Weil mentions that third wave feminism “rejects the very idea of ‘identity,’” as “unreal metaphysics” and that a parallel movement in animal scholarship rejects the category of the human. The rejection of these categories intend to shift focus from “difference,” which, as Weil notes, “almost immediately implies hierarchy,” to responsibility and relationalities. A focus on responsibility, however, necessarily implies agency, which is implicated in Descartes’ distinction between the intentional human and the “instinctual” animal. To erode this binary, Weil first engages Derrida’s conception of “trace” and later evokes Donna Haraway’s definition of responsibility as “a relationship crafted intra-action through which entities, subjects, and objects come into being.” As Weil says, Haraway “thinks notions of emergent or deferred identities—the fact that ‘partners do not precede their relating’—in terms of an ethical demand. The capacity to respond is dependent on and thus should be responsive to those relatings by which it is constituted in the first place. Differences between identities are and will continue to be differences within any given identity.” The most interesting move comes at the end of this section when Weil describes this move of Haraway’s as a more descriptive evocation of the semiotic concept of “trace”—one that recasts it as a “material, affective, and potentially ethical force that ties me to who precedes me, who has made me who I am, and to whom I am thus indebted.” I thought this was a super interesting and even performative way to conceptualize the problem, grafting the “warm” topics of affect and (potentially organic) materiality to something as bloodless as semiotics, and vice versa.

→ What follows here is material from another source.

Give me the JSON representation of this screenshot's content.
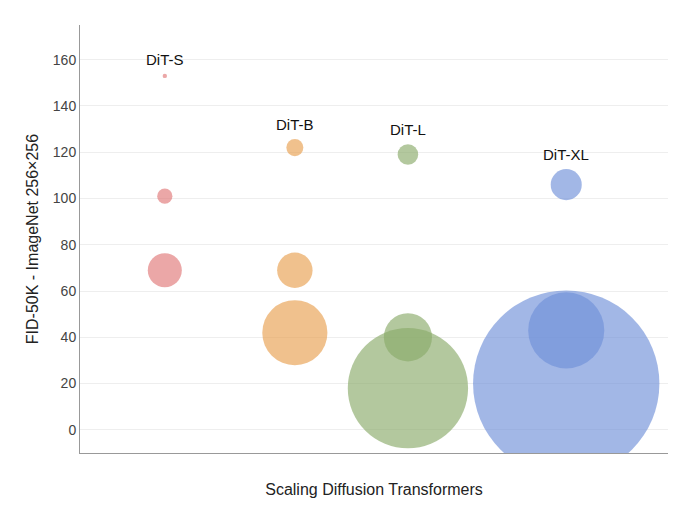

In further addressing the problem of agency, Weil offers Uexkull, who, as she says, “coined the term Umwelt to call attention to the fact that different species inhabit different phenomenal worlds.” Uexkull “emphasizes that all animals exist within their own particular world or environment ‘to the same degree of perfection’ in order to guard against hierarchical evaluations between them.” When we merge this theory with Haraway’s, the relating bodies are not individuals but entire worlds. This is a difference merely of degree, considering that Haraway appears to consider individuals amalgams in their own right. Weil mentions Deleuze and Guattari’s concepts of becoming, and though she doesn’t say so directly, I got the sense that she entertains their conception of identity as well, which envisions individuals as an amalgam of differing and frequently conflicting desires. More important, however, is Haraway’s aforementioned description of these identities as constituted only through interaction with each other. This is the fact that has the most ethical implications, and I think it should be highlighted accordingly.